Şiirlerde Yaşlılık ve Nostalji

Şiirlerde Yaşlılık ve Nostalji
Şiir, duyguların ve düşüncelerin yalın ve masum ifade bulduğu kültürel ve evrensel bir iletişim aracıdır. Amatör ve profesyonel şairlerimiz şiirlerinde yaşlılığa nasıl değinmişler bir bakalım:Nurullah Can şiirinde ‘Odamda...

Şiir, duyguların ve düşüncelerin yalın ve masum ifade bulduğu kültürel ve evrensel bir iletişim aracıdır.

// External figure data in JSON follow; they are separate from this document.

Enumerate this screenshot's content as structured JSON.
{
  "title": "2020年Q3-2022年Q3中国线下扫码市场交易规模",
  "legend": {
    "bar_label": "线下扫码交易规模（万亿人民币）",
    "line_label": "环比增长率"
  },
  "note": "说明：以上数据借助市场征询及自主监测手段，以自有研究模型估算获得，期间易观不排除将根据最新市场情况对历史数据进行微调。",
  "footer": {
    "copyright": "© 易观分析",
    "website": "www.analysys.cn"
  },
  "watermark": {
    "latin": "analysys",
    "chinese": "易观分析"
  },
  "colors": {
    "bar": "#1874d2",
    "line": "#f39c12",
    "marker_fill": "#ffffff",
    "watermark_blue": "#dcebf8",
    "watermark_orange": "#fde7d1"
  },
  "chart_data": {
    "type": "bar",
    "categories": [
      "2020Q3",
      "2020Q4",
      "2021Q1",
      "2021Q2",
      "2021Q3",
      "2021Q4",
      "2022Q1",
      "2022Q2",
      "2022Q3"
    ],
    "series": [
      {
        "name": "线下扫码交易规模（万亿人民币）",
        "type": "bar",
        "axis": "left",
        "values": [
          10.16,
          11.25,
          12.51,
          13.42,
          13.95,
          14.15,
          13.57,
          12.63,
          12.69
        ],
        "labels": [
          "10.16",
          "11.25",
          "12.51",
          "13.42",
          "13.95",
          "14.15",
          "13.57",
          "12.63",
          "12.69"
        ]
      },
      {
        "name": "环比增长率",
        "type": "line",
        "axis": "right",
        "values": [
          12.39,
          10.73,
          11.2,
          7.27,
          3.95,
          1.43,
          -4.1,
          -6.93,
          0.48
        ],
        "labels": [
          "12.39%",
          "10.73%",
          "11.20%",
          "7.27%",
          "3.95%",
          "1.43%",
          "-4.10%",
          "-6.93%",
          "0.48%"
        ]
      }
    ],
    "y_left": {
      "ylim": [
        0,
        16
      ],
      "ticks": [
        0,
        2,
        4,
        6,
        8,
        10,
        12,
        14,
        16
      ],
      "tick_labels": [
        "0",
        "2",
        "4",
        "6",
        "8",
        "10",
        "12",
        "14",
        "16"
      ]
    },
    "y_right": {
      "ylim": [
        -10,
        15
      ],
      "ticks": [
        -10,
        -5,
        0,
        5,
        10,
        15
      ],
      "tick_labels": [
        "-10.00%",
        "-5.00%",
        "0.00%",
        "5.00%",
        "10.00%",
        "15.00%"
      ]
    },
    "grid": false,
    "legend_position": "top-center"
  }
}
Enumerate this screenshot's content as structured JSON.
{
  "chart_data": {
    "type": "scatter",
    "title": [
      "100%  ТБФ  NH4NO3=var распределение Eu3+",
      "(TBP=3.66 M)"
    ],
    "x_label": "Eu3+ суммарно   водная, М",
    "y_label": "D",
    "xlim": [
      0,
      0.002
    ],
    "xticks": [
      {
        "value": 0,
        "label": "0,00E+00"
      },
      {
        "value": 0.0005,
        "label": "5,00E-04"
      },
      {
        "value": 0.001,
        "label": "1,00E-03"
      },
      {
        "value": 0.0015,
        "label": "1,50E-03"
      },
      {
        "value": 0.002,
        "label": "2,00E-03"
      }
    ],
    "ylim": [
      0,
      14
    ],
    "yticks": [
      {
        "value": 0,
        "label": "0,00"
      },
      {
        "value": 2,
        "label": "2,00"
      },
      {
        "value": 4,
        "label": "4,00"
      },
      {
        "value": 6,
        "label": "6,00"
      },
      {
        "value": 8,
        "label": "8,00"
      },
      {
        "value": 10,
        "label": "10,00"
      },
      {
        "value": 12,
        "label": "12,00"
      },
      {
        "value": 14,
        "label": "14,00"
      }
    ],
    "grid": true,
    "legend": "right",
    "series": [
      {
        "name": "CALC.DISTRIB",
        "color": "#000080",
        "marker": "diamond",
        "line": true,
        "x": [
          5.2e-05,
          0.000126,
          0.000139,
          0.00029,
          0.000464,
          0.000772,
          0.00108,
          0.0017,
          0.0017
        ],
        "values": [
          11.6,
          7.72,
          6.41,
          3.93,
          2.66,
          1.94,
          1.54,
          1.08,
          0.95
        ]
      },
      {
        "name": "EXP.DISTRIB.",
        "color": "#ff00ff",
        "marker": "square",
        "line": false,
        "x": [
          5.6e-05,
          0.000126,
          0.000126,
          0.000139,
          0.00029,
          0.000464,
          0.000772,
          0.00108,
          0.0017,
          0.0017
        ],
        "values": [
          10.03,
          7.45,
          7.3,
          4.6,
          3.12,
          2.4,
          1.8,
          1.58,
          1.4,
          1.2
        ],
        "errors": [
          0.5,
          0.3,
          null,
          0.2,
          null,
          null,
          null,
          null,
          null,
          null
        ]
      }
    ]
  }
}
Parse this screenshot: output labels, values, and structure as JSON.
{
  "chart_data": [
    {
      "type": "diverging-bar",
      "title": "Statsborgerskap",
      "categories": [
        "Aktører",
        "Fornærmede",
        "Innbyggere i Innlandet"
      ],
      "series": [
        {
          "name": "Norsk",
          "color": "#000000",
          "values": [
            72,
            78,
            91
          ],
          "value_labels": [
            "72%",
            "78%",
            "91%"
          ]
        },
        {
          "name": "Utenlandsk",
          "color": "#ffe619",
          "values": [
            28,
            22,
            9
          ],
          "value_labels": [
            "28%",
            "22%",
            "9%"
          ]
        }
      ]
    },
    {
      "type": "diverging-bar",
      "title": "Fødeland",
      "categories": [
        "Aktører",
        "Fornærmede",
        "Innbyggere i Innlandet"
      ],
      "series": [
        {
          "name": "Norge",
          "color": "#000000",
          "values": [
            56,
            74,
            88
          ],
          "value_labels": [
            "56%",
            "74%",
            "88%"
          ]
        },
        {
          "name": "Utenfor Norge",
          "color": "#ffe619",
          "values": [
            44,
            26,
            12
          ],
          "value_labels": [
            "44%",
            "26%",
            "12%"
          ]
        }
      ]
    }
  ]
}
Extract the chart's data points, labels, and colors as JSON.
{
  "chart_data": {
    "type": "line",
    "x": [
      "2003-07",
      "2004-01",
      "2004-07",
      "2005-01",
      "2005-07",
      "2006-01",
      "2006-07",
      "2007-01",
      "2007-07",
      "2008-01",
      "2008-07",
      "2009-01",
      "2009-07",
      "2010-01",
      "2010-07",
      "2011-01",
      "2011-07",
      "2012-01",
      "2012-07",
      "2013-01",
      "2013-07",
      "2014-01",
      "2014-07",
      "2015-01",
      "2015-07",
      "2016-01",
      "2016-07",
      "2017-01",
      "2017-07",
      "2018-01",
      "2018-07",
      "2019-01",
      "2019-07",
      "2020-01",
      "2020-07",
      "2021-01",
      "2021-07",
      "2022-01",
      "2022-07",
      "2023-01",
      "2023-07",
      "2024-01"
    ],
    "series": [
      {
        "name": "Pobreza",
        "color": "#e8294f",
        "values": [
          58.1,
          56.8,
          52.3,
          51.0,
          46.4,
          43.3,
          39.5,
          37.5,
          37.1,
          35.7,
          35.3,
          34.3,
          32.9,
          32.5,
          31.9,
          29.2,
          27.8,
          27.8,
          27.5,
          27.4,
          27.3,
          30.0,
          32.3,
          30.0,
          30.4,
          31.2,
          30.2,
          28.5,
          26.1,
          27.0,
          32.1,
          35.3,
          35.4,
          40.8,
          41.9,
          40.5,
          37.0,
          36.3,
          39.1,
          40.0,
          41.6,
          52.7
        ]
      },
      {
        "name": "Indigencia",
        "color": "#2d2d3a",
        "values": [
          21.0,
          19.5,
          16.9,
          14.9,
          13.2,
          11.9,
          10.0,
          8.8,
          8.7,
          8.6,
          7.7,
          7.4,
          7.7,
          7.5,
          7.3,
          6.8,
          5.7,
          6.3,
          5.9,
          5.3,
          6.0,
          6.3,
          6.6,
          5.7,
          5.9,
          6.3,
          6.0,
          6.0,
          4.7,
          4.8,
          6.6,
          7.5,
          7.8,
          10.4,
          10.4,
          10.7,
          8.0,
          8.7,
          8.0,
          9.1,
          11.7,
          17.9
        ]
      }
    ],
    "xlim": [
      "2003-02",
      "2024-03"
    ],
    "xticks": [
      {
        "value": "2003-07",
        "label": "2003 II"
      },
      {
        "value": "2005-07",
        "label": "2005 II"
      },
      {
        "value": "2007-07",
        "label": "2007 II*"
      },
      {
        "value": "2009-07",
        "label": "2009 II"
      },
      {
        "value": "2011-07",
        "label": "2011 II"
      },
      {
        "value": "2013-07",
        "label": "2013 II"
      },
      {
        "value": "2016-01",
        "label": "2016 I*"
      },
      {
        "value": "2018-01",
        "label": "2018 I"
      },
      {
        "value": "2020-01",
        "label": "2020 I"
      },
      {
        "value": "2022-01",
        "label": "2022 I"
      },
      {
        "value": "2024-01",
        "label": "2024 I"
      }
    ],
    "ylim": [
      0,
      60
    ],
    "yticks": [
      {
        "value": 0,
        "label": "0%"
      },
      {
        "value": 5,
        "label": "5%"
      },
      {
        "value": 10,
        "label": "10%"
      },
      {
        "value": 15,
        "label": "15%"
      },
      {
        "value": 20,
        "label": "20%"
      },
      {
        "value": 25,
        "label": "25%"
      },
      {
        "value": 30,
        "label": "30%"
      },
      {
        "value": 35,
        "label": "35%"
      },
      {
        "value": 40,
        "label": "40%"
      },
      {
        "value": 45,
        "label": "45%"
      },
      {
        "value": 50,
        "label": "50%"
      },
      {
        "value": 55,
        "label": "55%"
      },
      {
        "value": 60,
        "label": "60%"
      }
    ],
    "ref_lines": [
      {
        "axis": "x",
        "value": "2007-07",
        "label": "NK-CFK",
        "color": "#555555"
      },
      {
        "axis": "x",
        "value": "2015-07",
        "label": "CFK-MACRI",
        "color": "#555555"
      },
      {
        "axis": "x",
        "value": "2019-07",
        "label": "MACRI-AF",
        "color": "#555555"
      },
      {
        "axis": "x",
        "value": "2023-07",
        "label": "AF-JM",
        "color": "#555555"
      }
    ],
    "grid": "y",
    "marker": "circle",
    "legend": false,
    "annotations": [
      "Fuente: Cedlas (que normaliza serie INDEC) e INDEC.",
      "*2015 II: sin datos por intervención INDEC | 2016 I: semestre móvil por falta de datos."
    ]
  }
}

Amatör ve profesyonel şairlerimiz şiirlerinde yaşlılığa nasıl değinmişler bir bakalım:

Nurullah Can şiirinde ‘Odamda solgun bir gün ışığı/Uyanmak istemiyorum dünyaya/Uyumak sonsuz saatlerin yalnızlığına/Sonra bir ilaç bir ilaç daha’ diyerek yaşlılıkta yanlızlık ve ilaca bağlı bir yaşama dikkat çekiyor.

Fevzi Tuna Ocakoğlu şiirinde ‘Aynalar eski bugün/Yıllar önce sanki dün/Dün gece genç bakardı/Gözlerim yaşlı bugün’ diyerek yaşlılıkta kişinin görünümü ile barışık olamadığını dile getiriyor.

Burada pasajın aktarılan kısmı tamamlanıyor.